After a day of debugging, I default to two genres: half-hour sitcoms I've already seen, and detective shows where someone smarter than me is making the deductions. This is the shortlist.
the sitcoms
That 70's Show
Teenagers in a basement, roasting each other in a circle. Red's foot, Kelso's stupidity-as-genius. Comfort TV with low cognitive overhead.
Arrested Development
Rewards rewatching more than any other comedy I've seen. The narrator's deadpan and the planted callbacks are the work; the Bluth family dysfunction is the texture.
How I Met Your Mother
I have opinions about the finale. Everything before it holds up — Barney's suits, the slap bet, Ted's romantic optimism that the show kept earning back for nine seasons.
the detective shows
Sherlock
Cumberbatch's version is the one that reset the genre.

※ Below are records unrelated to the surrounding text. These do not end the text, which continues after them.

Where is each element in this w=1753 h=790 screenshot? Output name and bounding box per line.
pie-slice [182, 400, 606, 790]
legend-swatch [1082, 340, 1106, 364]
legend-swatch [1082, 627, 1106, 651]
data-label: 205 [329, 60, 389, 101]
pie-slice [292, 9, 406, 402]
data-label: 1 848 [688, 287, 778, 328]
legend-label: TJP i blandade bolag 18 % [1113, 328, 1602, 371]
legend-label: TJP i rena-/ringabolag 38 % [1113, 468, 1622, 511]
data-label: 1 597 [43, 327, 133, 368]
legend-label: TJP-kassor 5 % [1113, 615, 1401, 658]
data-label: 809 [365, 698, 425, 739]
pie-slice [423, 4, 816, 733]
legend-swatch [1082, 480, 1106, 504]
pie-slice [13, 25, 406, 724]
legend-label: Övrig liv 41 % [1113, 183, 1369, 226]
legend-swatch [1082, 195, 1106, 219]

The mind palace shots, the rapid deductions, the Watson chemistry. "The game is on" still works.
Detective Conan
Shinichi Kudo trapped in a kid's body, solving murders that follow him around. Running since 1996 and I'm still on it. The Black Organization arc is the spine.
High Potential
Newer. A cleaning lady with a high IQ solves crimes the detectives can't. The premise carries it; the writing is finding its register.
I'll watch most things with a tight script and a payoff the writer earned. The two genres above are just where that bar gets cleared most often.